New Zealand’s sheepmeat exports to China have grown rapidly but less has been shipped to Europe.
The country’s sheepmeat exports increased 9% to 143,300t in the first three months of this year and shipments to China were up 38%, EBLEX research has revealed.
But exports to the EU dropped 3%, and 15% less was sold to the UK.
AHDB/EBLEX senior analyst Paul Heyhoe said the extra demand should be good news for British sheep farmers.
“As New Zealand retreats from Europe to China, it leaves a vacuum for us to fill,” he said.
“When you see less New Zealand produce on the French and German market with the same level of demand, [those buyers] are going to come to the UK and Ireland.
“It is providing support for prices, a bottom to the market and more consistency because we have seen a lot of volatility.”
China has become New Zealand’s biggest customer, as its share of the country’s sheepmeat exports has jumped from 7% in 2010 to 44% today, while the EU’s share has dropped from 46% to 33%.

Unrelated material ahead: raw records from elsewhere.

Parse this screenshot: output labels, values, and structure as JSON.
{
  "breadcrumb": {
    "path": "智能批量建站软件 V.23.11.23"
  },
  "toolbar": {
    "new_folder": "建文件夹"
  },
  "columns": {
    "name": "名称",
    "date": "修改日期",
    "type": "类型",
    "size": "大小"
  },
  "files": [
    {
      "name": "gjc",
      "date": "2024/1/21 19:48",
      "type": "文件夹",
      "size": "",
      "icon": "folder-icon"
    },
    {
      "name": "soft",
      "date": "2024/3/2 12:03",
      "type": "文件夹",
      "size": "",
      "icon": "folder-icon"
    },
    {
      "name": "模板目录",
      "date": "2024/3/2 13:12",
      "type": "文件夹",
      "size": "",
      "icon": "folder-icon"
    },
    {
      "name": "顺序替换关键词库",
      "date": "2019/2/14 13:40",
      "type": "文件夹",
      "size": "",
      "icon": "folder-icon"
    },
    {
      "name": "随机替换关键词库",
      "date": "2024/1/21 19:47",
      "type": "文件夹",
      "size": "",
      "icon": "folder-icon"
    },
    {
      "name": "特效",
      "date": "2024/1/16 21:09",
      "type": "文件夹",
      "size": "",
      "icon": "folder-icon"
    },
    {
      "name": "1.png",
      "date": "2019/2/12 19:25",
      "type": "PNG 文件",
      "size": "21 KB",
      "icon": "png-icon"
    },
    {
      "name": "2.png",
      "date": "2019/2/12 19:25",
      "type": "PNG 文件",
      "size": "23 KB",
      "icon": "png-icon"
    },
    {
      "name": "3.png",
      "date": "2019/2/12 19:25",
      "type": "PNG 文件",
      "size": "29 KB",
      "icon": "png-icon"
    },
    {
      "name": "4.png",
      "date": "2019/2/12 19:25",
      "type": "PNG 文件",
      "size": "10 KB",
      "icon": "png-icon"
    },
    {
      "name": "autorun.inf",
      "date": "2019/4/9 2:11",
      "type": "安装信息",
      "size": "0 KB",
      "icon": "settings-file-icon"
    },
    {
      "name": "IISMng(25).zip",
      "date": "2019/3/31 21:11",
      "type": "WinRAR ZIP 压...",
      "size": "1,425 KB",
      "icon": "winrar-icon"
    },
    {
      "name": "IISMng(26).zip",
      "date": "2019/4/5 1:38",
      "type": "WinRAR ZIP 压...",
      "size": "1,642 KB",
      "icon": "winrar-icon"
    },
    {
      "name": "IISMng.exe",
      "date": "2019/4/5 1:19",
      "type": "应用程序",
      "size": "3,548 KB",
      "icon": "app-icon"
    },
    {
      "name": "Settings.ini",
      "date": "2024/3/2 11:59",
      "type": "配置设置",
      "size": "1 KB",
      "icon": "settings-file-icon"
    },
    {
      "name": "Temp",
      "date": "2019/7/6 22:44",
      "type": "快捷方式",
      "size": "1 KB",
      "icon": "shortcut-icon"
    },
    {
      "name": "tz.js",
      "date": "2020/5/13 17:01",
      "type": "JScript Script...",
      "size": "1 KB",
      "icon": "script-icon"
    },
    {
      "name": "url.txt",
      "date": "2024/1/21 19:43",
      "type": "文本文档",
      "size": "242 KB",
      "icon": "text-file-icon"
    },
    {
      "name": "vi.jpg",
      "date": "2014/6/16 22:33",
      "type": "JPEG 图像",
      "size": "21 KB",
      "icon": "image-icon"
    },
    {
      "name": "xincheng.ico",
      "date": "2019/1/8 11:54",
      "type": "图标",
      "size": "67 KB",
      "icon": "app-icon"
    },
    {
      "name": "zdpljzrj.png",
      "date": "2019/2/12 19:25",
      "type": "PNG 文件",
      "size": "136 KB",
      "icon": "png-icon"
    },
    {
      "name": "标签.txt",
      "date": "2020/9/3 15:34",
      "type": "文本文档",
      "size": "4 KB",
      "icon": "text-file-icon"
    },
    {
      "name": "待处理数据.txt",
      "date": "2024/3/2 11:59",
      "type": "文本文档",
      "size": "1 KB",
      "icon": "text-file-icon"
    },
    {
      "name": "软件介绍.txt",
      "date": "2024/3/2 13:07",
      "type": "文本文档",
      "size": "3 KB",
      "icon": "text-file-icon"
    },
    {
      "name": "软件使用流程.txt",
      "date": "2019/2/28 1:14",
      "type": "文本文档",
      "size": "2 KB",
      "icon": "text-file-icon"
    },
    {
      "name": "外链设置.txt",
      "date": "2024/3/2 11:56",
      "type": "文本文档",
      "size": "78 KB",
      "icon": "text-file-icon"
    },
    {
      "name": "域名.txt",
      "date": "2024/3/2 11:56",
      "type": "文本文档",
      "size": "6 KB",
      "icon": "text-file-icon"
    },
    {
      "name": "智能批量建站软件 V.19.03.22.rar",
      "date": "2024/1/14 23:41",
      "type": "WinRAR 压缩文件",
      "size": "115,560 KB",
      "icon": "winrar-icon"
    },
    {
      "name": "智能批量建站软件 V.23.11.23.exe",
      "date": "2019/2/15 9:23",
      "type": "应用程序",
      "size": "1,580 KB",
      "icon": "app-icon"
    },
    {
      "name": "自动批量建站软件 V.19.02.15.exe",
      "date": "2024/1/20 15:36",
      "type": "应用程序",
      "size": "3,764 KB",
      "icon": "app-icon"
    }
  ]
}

The Chinese are also buying better-quality products, with the import of New Zealand carcasses rising from almost none at the start of 2012 to more than 18,000 in the first quarter of this year.

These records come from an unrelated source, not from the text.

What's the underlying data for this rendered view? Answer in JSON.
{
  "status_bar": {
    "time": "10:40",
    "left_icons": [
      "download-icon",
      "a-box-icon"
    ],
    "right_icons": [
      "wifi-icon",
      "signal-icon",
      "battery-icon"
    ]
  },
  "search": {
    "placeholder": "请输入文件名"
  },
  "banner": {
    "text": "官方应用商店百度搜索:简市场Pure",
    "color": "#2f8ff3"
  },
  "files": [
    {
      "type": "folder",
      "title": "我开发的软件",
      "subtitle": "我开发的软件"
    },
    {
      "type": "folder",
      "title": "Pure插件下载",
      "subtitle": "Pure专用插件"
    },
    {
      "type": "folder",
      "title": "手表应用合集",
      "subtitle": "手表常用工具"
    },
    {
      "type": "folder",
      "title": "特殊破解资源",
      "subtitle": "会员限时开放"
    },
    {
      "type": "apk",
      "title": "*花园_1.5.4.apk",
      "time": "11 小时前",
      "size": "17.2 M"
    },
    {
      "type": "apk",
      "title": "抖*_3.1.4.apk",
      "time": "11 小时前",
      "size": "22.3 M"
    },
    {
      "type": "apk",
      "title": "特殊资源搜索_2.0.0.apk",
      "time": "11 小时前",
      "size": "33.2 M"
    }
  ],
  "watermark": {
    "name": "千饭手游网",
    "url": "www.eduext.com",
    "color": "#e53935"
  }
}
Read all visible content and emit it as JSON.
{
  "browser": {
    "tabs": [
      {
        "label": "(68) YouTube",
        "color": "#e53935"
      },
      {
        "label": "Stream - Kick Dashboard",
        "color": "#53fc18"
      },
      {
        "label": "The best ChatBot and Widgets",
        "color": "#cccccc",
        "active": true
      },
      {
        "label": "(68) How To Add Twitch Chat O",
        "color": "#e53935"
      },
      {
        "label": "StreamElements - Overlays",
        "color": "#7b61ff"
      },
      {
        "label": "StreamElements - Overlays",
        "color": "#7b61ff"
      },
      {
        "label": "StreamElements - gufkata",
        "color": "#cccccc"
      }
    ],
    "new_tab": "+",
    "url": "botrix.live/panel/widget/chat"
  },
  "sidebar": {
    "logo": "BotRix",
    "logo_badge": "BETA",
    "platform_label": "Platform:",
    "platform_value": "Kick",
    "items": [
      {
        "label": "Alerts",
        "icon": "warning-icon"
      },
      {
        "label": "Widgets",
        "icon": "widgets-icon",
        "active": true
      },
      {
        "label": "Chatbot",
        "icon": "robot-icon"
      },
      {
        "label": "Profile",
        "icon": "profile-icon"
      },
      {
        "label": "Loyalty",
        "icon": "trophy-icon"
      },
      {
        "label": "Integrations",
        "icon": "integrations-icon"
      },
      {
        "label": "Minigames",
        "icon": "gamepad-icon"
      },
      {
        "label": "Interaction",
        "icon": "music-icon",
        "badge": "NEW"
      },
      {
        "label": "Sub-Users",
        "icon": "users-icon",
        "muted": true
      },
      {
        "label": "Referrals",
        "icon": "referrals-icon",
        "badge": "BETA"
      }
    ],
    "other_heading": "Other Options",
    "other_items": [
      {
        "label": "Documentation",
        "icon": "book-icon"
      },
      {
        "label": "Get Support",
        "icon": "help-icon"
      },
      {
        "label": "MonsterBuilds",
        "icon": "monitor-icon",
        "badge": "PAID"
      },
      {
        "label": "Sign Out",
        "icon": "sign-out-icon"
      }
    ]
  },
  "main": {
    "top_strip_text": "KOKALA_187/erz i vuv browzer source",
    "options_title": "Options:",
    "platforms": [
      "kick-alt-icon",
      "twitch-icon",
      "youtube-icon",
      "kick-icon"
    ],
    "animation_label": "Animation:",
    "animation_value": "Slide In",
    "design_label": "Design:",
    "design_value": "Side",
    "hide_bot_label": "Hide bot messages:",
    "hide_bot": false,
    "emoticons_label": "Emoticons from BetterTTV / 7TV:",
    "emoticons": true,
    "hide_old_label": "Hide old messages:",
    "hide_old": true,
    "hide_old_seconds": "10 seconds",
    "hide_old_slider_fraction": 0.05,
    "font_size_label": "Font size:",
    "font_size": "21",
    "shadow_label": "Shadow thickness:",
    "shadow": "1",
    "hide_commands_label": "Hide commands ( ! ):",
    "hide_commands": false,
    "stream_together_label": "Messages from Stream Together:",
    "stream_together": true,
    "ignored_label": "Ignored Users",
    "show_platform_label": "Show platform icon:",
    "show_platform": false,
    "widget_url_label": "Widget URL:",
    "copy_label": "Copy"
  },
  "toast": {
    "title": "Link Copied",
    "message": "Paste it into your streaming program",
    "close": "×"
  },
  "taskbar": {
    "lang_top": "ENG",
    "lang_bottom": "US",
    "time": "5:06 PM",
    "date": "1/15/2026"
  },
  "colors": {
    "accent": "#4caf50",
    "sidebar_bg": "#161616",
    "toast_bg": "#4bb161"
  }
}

“New Zealand exports are still quite subdued on historical levels, but when you look at the rise of China, that is a massive deal,” Mr Heyhoe said.
“Historically, China used to buy worse-quality stuff and they are now buying a lot more carcasses.
“That adds more demand and it lifts the value of better-value cuts.”
Supplies from New Zealand are forecast to be tight for the 2013-14 season, with volumes expected to be down 5% or 1.1m head on the year before.
Lamb exports are expected to be down 3.5% at 302,000t as a result.
In contrast, the UK lamb kill in 2014 is forecast to be 3% higher on the year at 12.86m head, due to better weather and a larger breeding flock.